FTSE Plunges, Investors Jittery

by Peter Wakeford
Posted by Hannah on 29 September 2008
FTSE Plunges, Investors Jittery

The US "bad bank" plan is the subject of some nervousness, causing falls on the index today.

London's flagship FTSE 100 stock exchange dropped sharply again today, as investors reacted to the apparent worsening of the credit crunch.

As of 14:29 BST, the index stood at 4944.217, 2.84% down on the day.

This morning brought the news that the government was to take over Bradford & Bingley due to increasing concerns over the firm's financial stability. Benelux bank Fortis was also revealed to be set for partial nationalisations by three European governments.

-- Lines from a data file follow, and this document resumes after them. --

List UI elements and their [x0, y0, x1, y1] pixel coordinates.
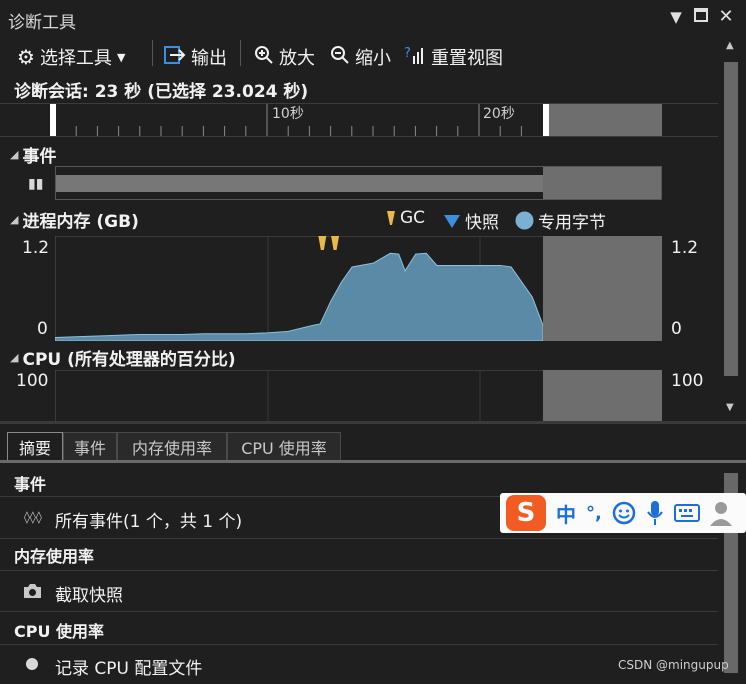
toolbar-separator	[240, 40, 241, 66]
events-track[interactable]	[55, 166, 662, 200]
legend-snapshot: 快照	[443, 208, 499, 233]
summary-cpu-header: CPU 使用率	[14, 622, 105, 641]
camera-icon	[23, 583, 42, 603]
output-button[interactable]: 输出	[164, 44, 227, 70]
unselected-region	[544, 104, 662, 136]
selection-end-handle[interactable]	[543, 104, 549, 136]
y-axis-min-left: 0	[37, 319, 48, 339]
scroll-up-icon[interactable]: ▲	[726, 40, 734, 51]
tab-events[interactable]: 事件	[63, 432, 117, 461]
summary-memory-header: 内存使用率	[14, 547, 95, 566]
microphone-icon[interactable]	[646, 500, 664, 526]
dropdown-icon[interactable]: ▼	[666, 8, 686, 26]
row-divider	[0, 538, 718, 539]
y-axis-max-left: 1.2	[22, 238, 50, 258]
cpu-section-header[interactable]: ◢ CPU (所有处理器的百分比)	[10, 345, 236, 370]
legend-gc: GC	[386, 208, 425, 228]
private-bytes-area	[55, 252, 544, 341]
unselected-region	[543, 370, 662, 422]
reset-view-button[interactable]: ? 重置视图	[404, 44, 503, 70]
cpu-y-axis-max-left: 100	[16, 371, 49, 391]
collapse-triangle-icon: ◢	[10, 351, 19, 364]
select-tools-button[interactable]: ⚙ 选择工具 ▼	[17, 44, 125, 70]
cpu-y-axis-max-right: 100	[671, 371, 704, 391]
zoom-out-icon	[330, 45, 350, 70]
y-axis-max-right: 1.2	[671, 238, 699, 258]
export-icon	[164, 45, 186, 70]
ruler-bottom-border	[0, 136, 718, 137]
close-icon[interactable]: ✕	[716, 6, 736, 27]
window-title: 诊断工具	[8, 13, 76, 33]
zoom-in-icon	[254, 45, 274, 70]
collapse-triangle-icon: ◢	[10, 213, 19, 226]
panel-splitter[interactable]	[0, 421, 746, 424]
summary-events-header: 事件	[14, 475, 47, 494]
record-cpu-profile-link[interactable]: 记录 CPU 配置文件	[55, 654, 202, 679]
row-divider	[0, 644, 718, 645]
sogou-logo-icon[interactable]: S	[506, 495, 546, 531]
unselected-region	[543, 167, 661, 199]
keyboard-icon[interactable]	[673, 503, 700, 523]
tab-memory-usage[interactable]: 内存使用率	[117, 432, 227, 461]
memory-section-header[interactable]: ◢ 进程内存 (GB)	[10, 207, 139, 232]
scroll-down-icon[interactable]: ▼	[726, 402, 734, 413]
unselected-region	[543, 236, 662, 341]
toolbar-separator	[152, 40, 153, 66]
ime-toolbar[interactable]: S 中 °,	[500, 493, 746, 533]
maximize-icon[interactable]	[691, 8, 711, 26]
ime-language-toggle[interactable]: 中	[556, 499, 576, 528]
y-axis-min-right: 0	[671, 319, 682, 339]
zoom-in-button[interactable]: 放大	[254, 44, 315, 70]
events-section-header[interactable]: ◢ 事件	[10, 142, 56, 167]
events-bar	[56, 175, 543, 192]
scrollbar-thumb[interactable]	[724, 62, 738, 376]
zoom-out-button[interactable]: 缩小	[330, 44, 391, 70]
row-divider	[0, 611, 718, 612]
row-divider	[0, 570, 718, 571]
events-icon: ◊◊◊	[24, 510, 42, 524]
memory-chart[interactable]	[55, 236, 662, 341]
tick-label-20s: 20秒	[483, 106, 515, 122]
legend-private-bytes: 专用字节	[515, 208, 606, 233]
snapshot-marker-icon	[444, 214, 460, 228]
user-icon[interactable]	[709, 500, 732, 526]
chevron-down-icon: ▼	[116, 50, 126, 64]
upper-scrollbar[interactable]: ▲ ▼	[718, 36, 746, 421]
gc-event-marker[interactable]	[318, 236, 327, 250]
reset-view-icon: ?	[404, 45, 426, 70]
tab-summary[interactable]: 摘要	[7, 432, 63, 461]
tick-label-10s: 10秒	[272, 106, 304, 122]
session-summary: 诊断会话: 23 秒 (已选择 23.024 秒)	[14, 82, 309, 102]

This increase to taxpayers' obligations signals a further stage in declining investor confidence in the financial services sector. Banks have already lost in excess of £250 billion in the credit crunch, due to their exposure to complex financial instruments which depended on rising house prices to hold their value.

Even the announcement of an agreement from the US Congress over a £350 billion "bad bank" bill, which is expected to become law later today following a vote on Capitol Hill, appears to have failed to calm investor nerves. The bill would see the creation of a new institution, designed specifically to buy devalued mortgage-backed instruments from banks - and therefore to encourage them to lend more freely to each other and boost the economy once more.

Commenting on the FTSE's drop today, Joshua Raymond of City Index told the BBC that investors were remaining cautious ahead of the US vote. "No one is taking any chances and we must wait until the vote to confirm [the bail-out deal] has passed," he said.